-OpEd-
PARIS — While leafing through the newspapers in an English pub last weekend, I was surprised to seeThe Sunday Times, hardly a tabloid, portraying the three fiercest Brexiters as "musketeers." A rather flattering image assuming Boris Johnson, Michael Gove and Jacob Rees-Mogg — the three men in question — are not offended by such a Gascon comparison.
Throughout the weekend, the musketeers worked hard to get the prime minister, Theresa May, to get more radical in her negotiation with the European Union, which she did as early as that Monday by renewing Britain's commitment to leave the customs union. The musketeers were able to push her, above all, because they are not alone. They can count on the support not only of the overwhelming majority of their party, but also of a large part of the public: Opinion polls generally show no regrets about the June 2016 referendum.
But why such relentlessness? Why risk unrest in Ireland, economic recession and international isolation to escape the unthreatening European Court of Justice?
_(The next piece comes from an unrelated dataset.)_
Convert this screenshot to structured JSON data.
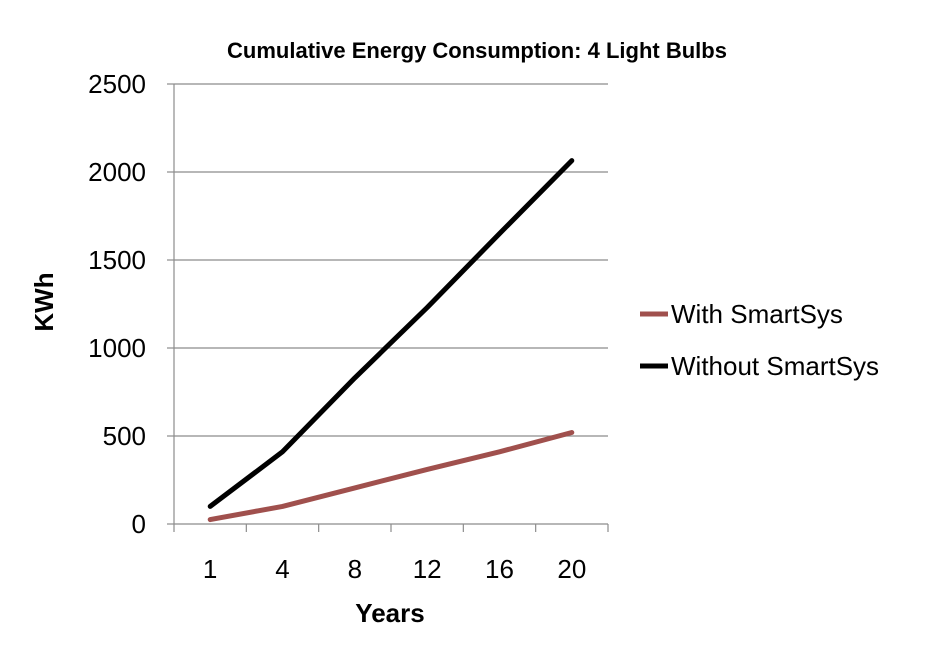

Why is nobody, starting with the Labour Party, opposing this madness now that the consequences — on aviation, the fishing industry, finance, universities — are becoming more apparent every day? How can this nation of shopkeepers refuse a union based on free trade?
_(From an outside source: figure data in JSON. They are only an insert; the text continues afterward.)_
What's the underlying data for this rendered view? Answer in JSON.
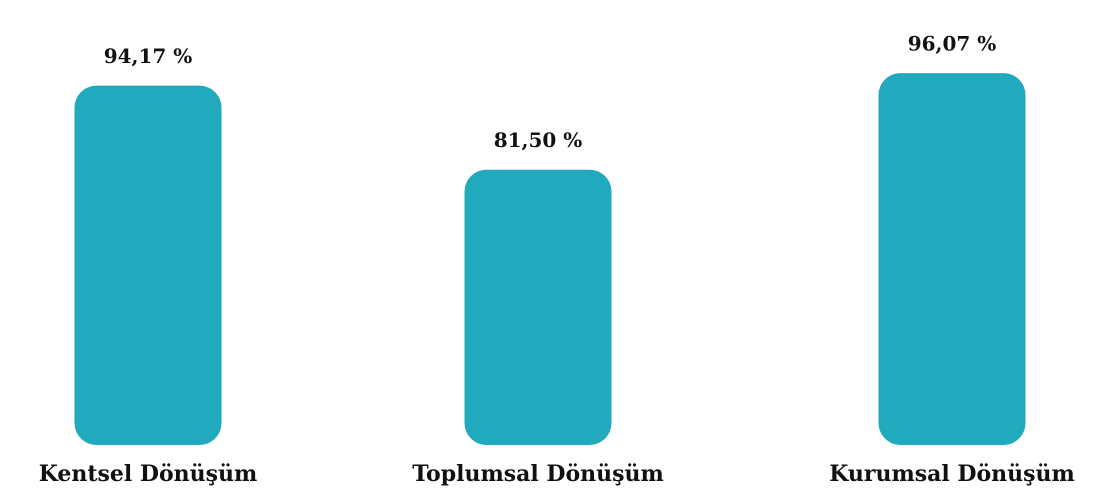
{
  "chart_data": {
    "type": "bar",
    "categories": [
      "Kentsel Dönüşüm",
      "Toplumsal Dönüşüm",
      "Kurumsal Dönüşüm"
    ],
    "values": [
      94.17,
      81.5,
      96.07
    ],
    "value_labels": [
      "94,17 %",
      "81,50 %",
      "96,07 %"
    ],
    "color": "#21a9bd",
    "ylim": [
      40,
      100
    ]
  }
}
English freedoms are an ability to withstand popular opinions.
I had to admit my intellectual defeat and put down my copy of The Sunday Times. If I can't answer these questions, it's because they're not asked properly. If I persist like most continental commentators in finding the British attitude absurd, it's because I haven't understood it. So I immersed myself in André Maurois's A History of England, a perfect read for a rainy Sunday. In analyzing the Norman conquest — which the British will have the opportunity to meditate on now that we, the French, are lending them the Bayeux tapestry — Maurois reveals the key to the mystery. "The conquest became the starting point of English freedoms," he writes. Brexit, it appears, is its logical conclusion.
First and foremost, English freedoms are about respecting the vote. "Brexit means Brexit," as Theresa May put it, are not empty words. It means that the government should not cheat against a collective decision. Brexit just for show, effectively maintaining the United Kingdom under European rule, is unthinkable. This same conception of self-determination explains why Westminster conceded an independence referendum to Scotland, something our centralist French state — if we look at the government's attitude towards Corsica — would clearly be unable to do.
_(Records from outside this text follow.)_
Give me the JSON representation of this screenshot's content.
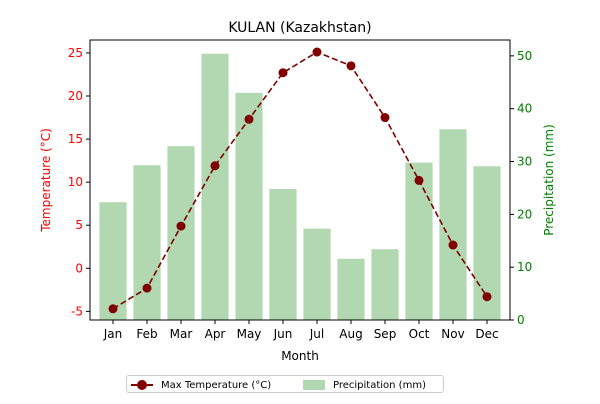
{
  "chart_data": {
    "type": "bar",
    "title": "KULAN (Kazakhstan)",
    "xlabel": "Month",
    "ylabel_left": "Temperature (°C)",
    "ylabel_right": "Precipitation (mm)",
    "categories": [
      "Jan",
      "Feb",
      "Mar",
      "Apr",
      "May",
      "Jun",
      "Jul",
      "Aug",
      "Sep",
      "Oct",
      "Nov",
      "Dec"
    ],
    "ylim_left": [
      -6,
      26.5
    ],
    "yticks_left": [
      -5,
      0,
      5,
      10,
      15,
      20,
      25
    ],
    "ylim_right": [
      0,
      53
    ],
    "yticks_right": [
      0,
      10,
      20,
      30,
      40,
      50
    ],
    "series": [
      {
        "name": "Max Temperature (°C)",
        "kind": "line",
        "axis": "left",
        "color": "#800000",
        "line_style": "dashed",
        "marker": "circle",
        "values": [
          -4.7,
          -2.3,
          4.9,
          11.9,
          17.3,
          22.7,
          25.1,
          23.5,
          17.5,
          10.2,
          2.7,
          -3.3
        ]
      },
      {
        "name": "Precipitation (mm)",
        "kind": "bar",
        "axis": "right",
        "color": "#b2d8b2",
        "values": [
          22.3,
          29.3,
          32.9,
          50.4,
          43.0,
          24.8,
          17.3,
          11.6,
          13.4,
          29.8,
          36.1,
          29.1
        ]
      }
    ],
    "left_axis_color": "#ff0000",
    "right_axis_color": "#008000",
    "grid": false,
    "legend_position": "bottom-center"
  }
}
English freedoms are also about the attachment to a sovereignty that's based on the Parliament, whose central and undisputed role goes back at least to the days of Habeas Corpus. France, in contrast, kissed its sovereignty good-bye many times — handing it over to an emperor, a marshal or an all-powerful president. Little wonder that it's more comfortable transferring a good chunk of that independence to Brussels.
The British believe that democracy must remain representative, and the European Parliament, which doesn't even have the power to propose its own laws, cannot currently fulfill such a role. The success of Britain's backbenchers in their frenzied agitation is enough to demonstrate the influence that the people's representatives continue to exert on the composition and action of their government. The comparison with our French National Assembly is embarrassing.
English freedoms are, in the end, an ability to withstand popular opinions — the global doxa — regardless of how set-in-stone they appear. The hell with the experts from the Central Bank, the IMF and the Financial Times! Some matters of principle are more important than growth figures.
These fundamental elements of British identity have survived modernity and globalization. It's no coincidence that Darkest Hour, the current biopic on Churchill's rise to power in May 1940, is leading the British box office. A few adjustments with the facts notwithstanding, the film depicts the prime minister's refusal to allow any concession, and emphasizes the decisive function of the House of Commons, which has the last word on the destiny of the nation.
I am a committed European who is more sorry than ever about the outcome of the 2016 referendum. But I now see that the worst of Brexit is explained by Britain's best attributes, and that, paradoxically, in order to build the future of Europe, we would do well to draw inspiration from their conception of freedom.